Examination of Conagra’s third-party complaint reveals that it is wholly devoid of any allegations of fact upon which an Illinois court could base personal jurisdiction over the Lees. Conagra asserted in the trial court and asserts on appeal that James Lee’s activities in Illinois in July 1984 constituted the transaction of business for purposes of the exercise of long-arm jurisdiction over the Lees. However, it wholly failed to include any allegations of those, or any similar, activities in its third-party complaint. This failure is fatal to Conagra’s right to maintain its third-party action against the Lees. As stated in Koplin v. Saul Lerner Co. (1964), 52 Ill. App. 2d 97, 104, 201 N.E.2d 763:

“A court need not determine the merits of a cause of action before ascertaining whether it has jurisdiction — it is sufficient if the allegations of the complaint would, if proved, support the *5action. [Citation.] However, a court cannot assert jurisdiction without the allegation of facts which show that it has jurisdiction.” (Emphasis added.)

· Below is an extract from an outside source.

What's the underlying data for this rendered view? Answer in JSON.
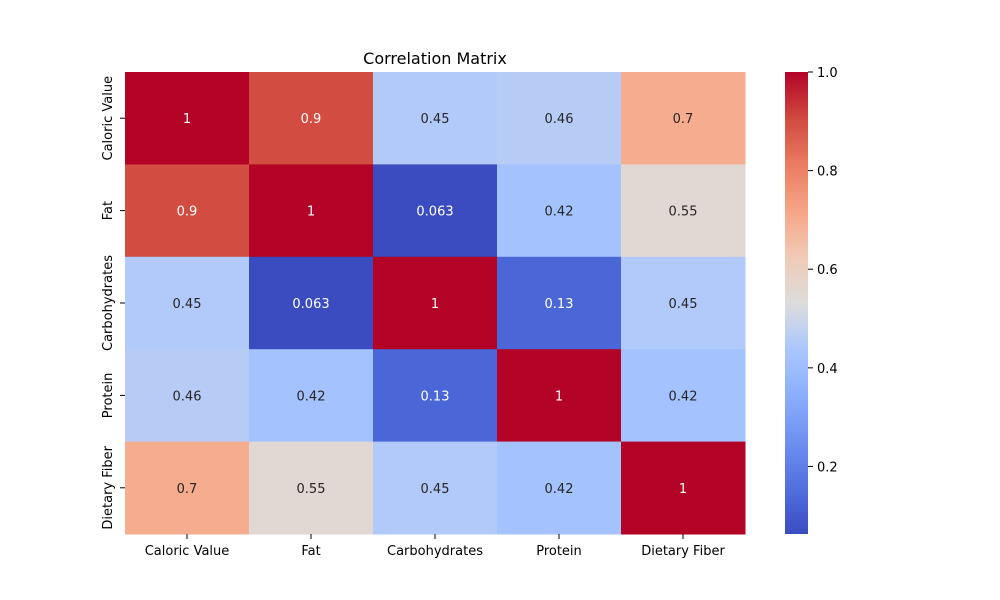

We thus conclude that Conagra’s complaint did not make the necessary prima facie showing of in personam jurisdiction over the Lees and that its reliance on James Lee’s deposition testimony to show his transaction of business in Illinois is unavailing to it. As such, the trial court properly granted the motion to quash service of process and to dismiss the complaint against the Lees.

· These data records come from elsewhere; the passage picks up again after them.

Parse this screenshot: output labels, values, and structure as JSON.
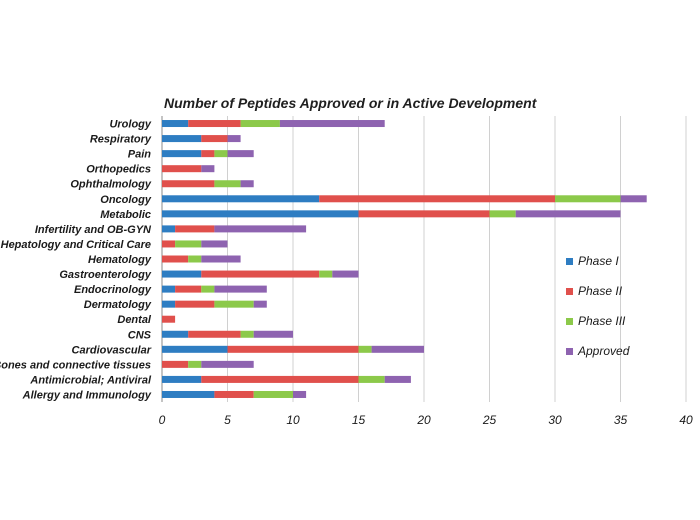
{
  "chart_data": {
    "type": "bar",
    "orientation": "horizontal",
    "stacked": true,
    "title": "Number of Peptides Approved or in Active Development",
    "xlabel": "",
    "ylabel": "",
    "xlim": [
      0,
      40
    ],
    "xticks": [
      "0",
      "5",
      "10",
      "15",
      "20",
      "25",
      "30",
      "35",
      "40"
    ],
    "grid": true,
    "legend_position": "right",
    "categories": [
      "Urology",
      "Respiratory",
      "Pain",
      "Orthopedics",
      "Ophthalmology",
      "Oncology",
      "Metabolic",
      "Infertility and OB-GYN",
      "Hepatology and Critical Care",
      "Hematology",
      "Gastroenterology",
      "Endocrinology",
      "Dermatology",
      "Dental",
      "CNS",
      "Cardiovascular",
      "Bones and connective tissues",
      "Antimicrobial; Antiviral",
      "Allergy and Immunology"
    ],
    "series": [
      {
        "name": "Phase I",
        "color": "#2e7dc2",
        "values": [
          2,
          3,
          3,
          0,
          0,
          12,
          15,
          1,
          0,
          0,
          3,
          1,
          1,
          0,
          2,
          5,
          0,
          3,
          4
        ]
      },
      {
        "name": "Phase II",
        "color": "#e0504c",
        "values": [
          4,
          2,
          1,
          3,
          4,
          18,
          10,
          3,
          1,
          2,
          9,
          2,
          3,
          1,
          4,
          10,
          2,
          12,
          3
        ]
      },
      {
        "name": "Phase III",
        "color": "#8cc94a",
        "values": [
          3,
          0,
          1,
          0,
          2,
          5,
          2,
          0,
          2,
          1,
          1,
          1,
          3,
          0,
          1,
          1,
          1,
          2,
          3
        ]
      },
      {
        "name": "Approved",
        "color": "#8e63b0",
        "values": [
          8,
          1,
          2,
          1,
          1,
          2,
          8,
          7,
          2,
          3,
          2,
          4,
          1,
          0,
          3,
          4,
          4,
          2,
          1
        ]
      }
    ]
  }
}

Because Conagra’s complaint wholly lacks the necessary allegations of jurisdictional facts, the rule that we must accept as true all undenied well-pleaded allegations in the complaint and resolve all factual disputes in plaintiff’s favor (Wiles v. Morita Iron Works Co. (1987), 152 Ill. App. 3d 782, 784, 504 N.E.2d 942) is unavailing to Conagra. Finally, we note that the Lees did not file affidavits in support of their motion. Construing a motion to dismiss for improper jurisdiction as brought under now section 2 — 619 of the Civil Practice Law (Ill. Rev. Stat. 1985, ch. 110, par. 2—619), the court in Doolin v. K-S Telegage Co. (1979), 75 Ill. App. 3d 25, 29, 393 N.E.2d 556, held that, “premised as it is on a matter which does not appear on the face of the complaint,” such a motion must be accompanied by a supporting affidavit. However, Doolin is not controlling here. Although not so labeled, the Lees’ motion was more in the nature of a motion under section 2 — 619 of the Civil Practice Law to dismiss the third-party complaint on grounds appearing on its face. As such, it need not have been supported by affidavit (Ill. Rev. Stat. 1985, ch. 110, par. 2—619(a)) and that omission by the Lees is also unavailing to Conagra.

For all the foregoing reasons, the order of the circuit court of Cook County quashing service of process on third-party defendants, James and Glenda Lee, and dismissing the third-party action of Conagra, Inc., against James and Glenda Lee, is affirmed in its entirety.

Affirmed.

WHITE, P.J., and McNAMARA, J., concur.